Ethanol RINs Continue to Drive Biodiesel RIN Prices

Myke Feinman
By  Myke Feinman , Refined Fuels Reporter

Analysts and trade sources say ethanol D6 Renewable Identification Numbers continue to provide support for or exert pressure on biodiesel D4 RINs. RINs are the credits utilized by refiners, blenders and importers to show compliance with the Renewable Fuel Standard.

On March 25, ethanol 2013 D6 RINs dropped in value, pressuring 2013 D4 biodiesel RINs, with both markets quiet and prices flat March 26. "Ethanol RINs are dragging (biodiesel RINs) down," a biodiesel broker said March 25.

Ethanol D6 2013 RINs traded $1.10 two weeks ago, but have since dropped back to 64.0 cents March 26 afternoon. Biodiesel D4 RINs, with one D4 RIN equivalent to 1.5 D6 RINs, were a few cents higher than D6 RINs, ranging between 68.0 cents and 76.0 cents that day. Early March 27, D4 biodiesel 2013 RINs traded at 77.0 cents while D6 2013 ethanol RINs ranged between 65.0 cents and 68.0 cents.

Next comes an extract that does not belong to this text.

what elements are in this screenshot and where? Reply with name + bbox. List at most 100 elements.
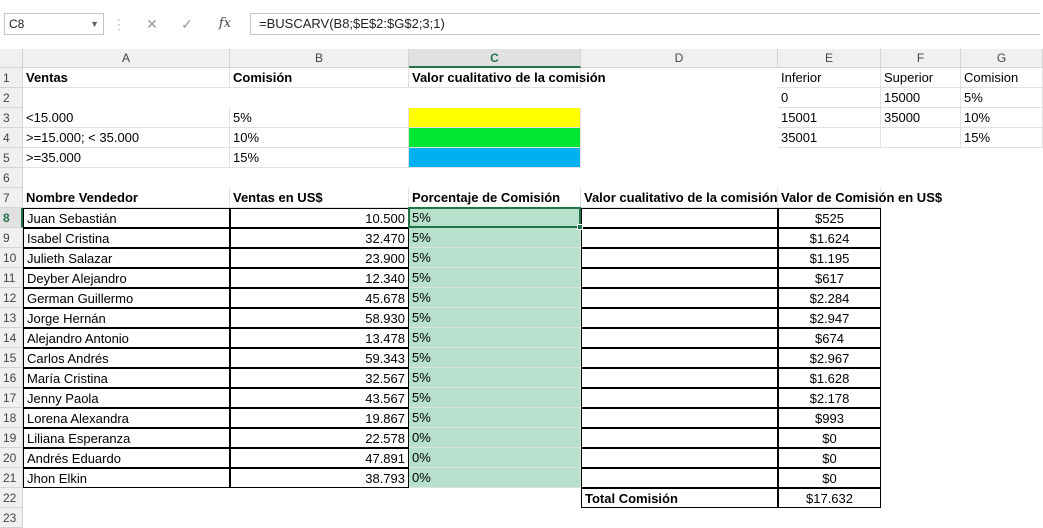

"Previously, biodiesel prices were artificially high because of the ethanol RIN prices," commented Michael Walker, Quantitative Analyst, Augsburg Energy Ramsey, N.J., on March 26 afternoon. "The biodiesel 2013 RIN premium over ethanol 2013 RINs has been relatively stable between 7.0 to 9.0 cents, indicating that they follow each other well."